The subject matter fits into the science curriculum and the environmental education aspects of SOSE or integrated studies. Skills in English, mathematics, technology and the arts can be involved when gathering and communicating information. In some cases, it may be possible to communicate with a school overseas, involving and encouraging students in developing skills in LOTE.
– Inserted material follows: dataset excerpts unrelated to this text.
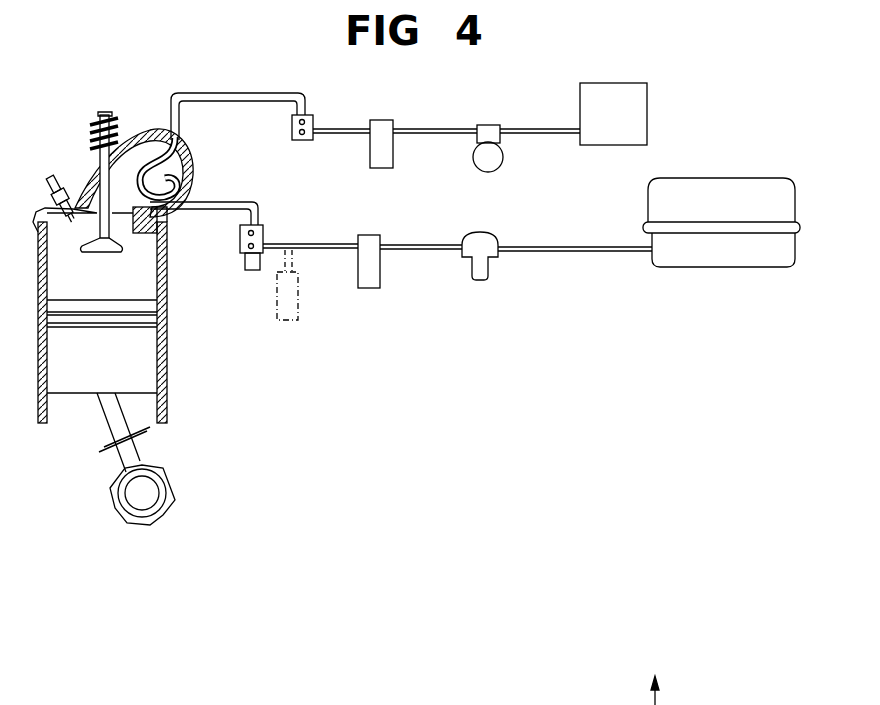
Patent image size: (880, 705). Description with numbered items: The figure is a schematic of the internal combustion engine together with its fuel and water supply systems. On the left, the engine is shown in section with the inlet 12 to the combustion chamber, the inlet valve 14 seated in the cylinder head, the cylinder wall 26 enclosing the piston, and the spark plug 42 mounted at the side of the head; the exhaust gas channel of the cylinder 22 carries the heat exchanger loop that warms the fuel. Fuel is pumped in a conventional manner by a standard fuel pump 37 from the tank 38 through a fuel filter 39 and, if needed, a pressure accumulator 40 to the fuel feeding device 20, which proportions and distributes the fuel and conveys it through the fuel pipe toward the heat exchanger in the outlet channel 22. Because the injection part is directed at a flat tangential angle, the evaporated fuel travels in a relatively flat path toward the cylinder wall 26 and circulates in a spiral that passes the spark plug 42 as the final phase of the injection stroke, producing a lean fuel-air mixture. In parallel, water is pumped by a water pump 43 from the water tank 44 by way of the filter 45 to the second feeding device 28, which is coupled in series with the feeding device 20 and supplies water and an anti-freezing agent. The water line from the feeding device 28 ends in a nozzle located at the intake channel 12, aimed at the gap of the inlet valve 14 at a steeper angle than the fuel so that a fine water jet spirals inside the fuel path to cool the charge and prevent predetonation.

The inlet to the combustion chamber 12 is at (142, 157).
The inlet valve 14 is at (100, 245).
The fuel feeding device 20 is at (267, 223).
The exhaust gas channel of the cylinder 22 is at (167, 242).
The cylinder wall 26 is at (138, 270).
The second feeding device 28 is at (312, 112).
The fuel pump 37 is at (482, 258).
The tank 38 is at (708, 250).
The fuel filter 39 is at (372, 268).
The pressure accumulator 40 is at (288, 290).
The spark plug 42 is at (58, 185).
The water pump 43 is at (488, 135).
The water tank 44 is at (637, 112).
The filter 45 is at (378, 133).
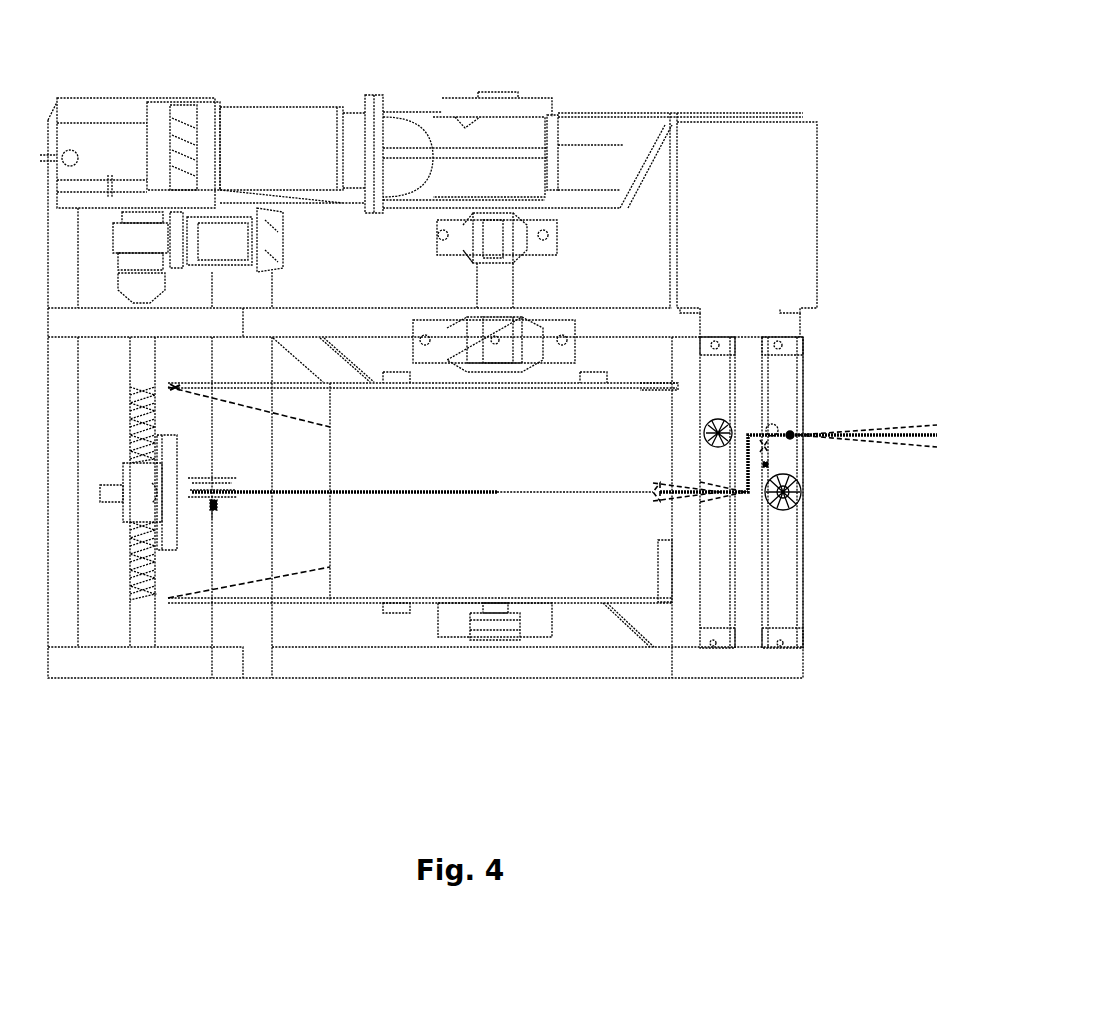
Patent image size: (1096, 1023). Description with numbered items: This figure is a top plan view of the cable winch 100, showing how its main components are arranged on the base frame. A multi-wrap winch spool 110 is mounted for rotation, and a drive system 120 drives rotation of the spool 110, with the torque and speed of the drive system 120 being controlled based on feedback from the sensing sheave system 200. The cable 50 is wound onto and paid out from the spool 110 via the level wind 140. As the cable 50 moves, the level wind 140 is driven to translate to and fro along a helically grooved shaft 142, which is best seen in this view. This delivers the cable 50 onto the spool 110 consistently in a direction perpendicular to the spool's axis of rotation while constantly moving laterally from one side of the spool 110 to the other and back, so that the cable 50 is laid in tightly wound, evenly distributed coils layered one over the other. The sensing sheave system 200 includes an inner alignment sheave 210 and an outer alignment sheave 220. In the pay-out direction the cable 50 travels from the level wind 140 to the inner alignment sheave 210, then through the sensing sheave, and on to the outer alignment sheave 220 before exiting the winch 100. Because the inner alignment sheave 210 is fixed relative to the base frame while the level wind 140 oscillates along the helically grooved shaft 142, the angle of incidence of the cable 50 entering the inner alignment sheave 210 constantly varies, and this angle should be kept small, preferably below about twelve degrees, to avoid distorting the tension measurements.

The cable winch 100 is at (880, 79).
The drive system 120 is at (553, 75).
The multi-wrap winch spool 110 is at (563, 545).
The helically grooved shaft 142 is at (133, 577).
The level wind 140 is at (180, 543).
The cable 50 is at (302, 503).
The sensing sheave system 200 is at (822, 595).
The outer alignment sheave 220 is at (783, 432).
The inner alignment sheave 210 is at (728, 503).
The information provided may also be suitable for year 11 biology students. For example, the principles of structure and function and adaptations to the environment are illustrated.

The Science Area of Study

Middle primary school

Shorebirds, migration, what they need to survive (especially food, water and suitable space to feed and roost). Senses of the birds– e.g. tactile and visual feeders. Navigation. Effects of humans.

Upper primary school

  • Food chains–shorebirds, migration, what the birds eat (including what the prey eat and what eats the birds).
  • Foraging for food–different bill lengths–different food.
  • Competition for food–other shorebirds–bill length. Lungs, heart and blood circulation, excretion of birds–compare with humans, mention water budget.
  • Camouflage Strong skeletal structure of chest and strong flight muscles.

Lower secondary school

  • Classification of living things–5 kingdoms.
  • Classification of vertebrates–use of dichotomous keys.
  • Characteristics of birds.
  • Classification of birds–what is a species?
  • Food chains and food webs–lemmings, wolves, owls and shorebirds.
  • Communication between birds, flocking (mixed), pairing.
  • Changes in ecosystems–seasonal migration.

Middle secondary school

  • Flow chart explaining wing movements in flight and effect of airofoil.
  • Flow chart explaining process of breathing in birds–compare with humans.
  • Evolution: Diagrams and points of comparison–forelimbs of birds and various mammals.
  • Adaptations to the environment–structure, camouflage, migratory behaviour, feeding behaviour.
  • Nerves and hormones–cycles–daily and yearly. Sense organs–eye, ear, navigation skills.
  • DNA testing–identification of races–are they separate and identification of destinations of birds.
  • Concept maps (shorebirds, migration, flyway, stopover sites, wintering grounds, breeding grounds, weight (fat), moult, breeding plumage).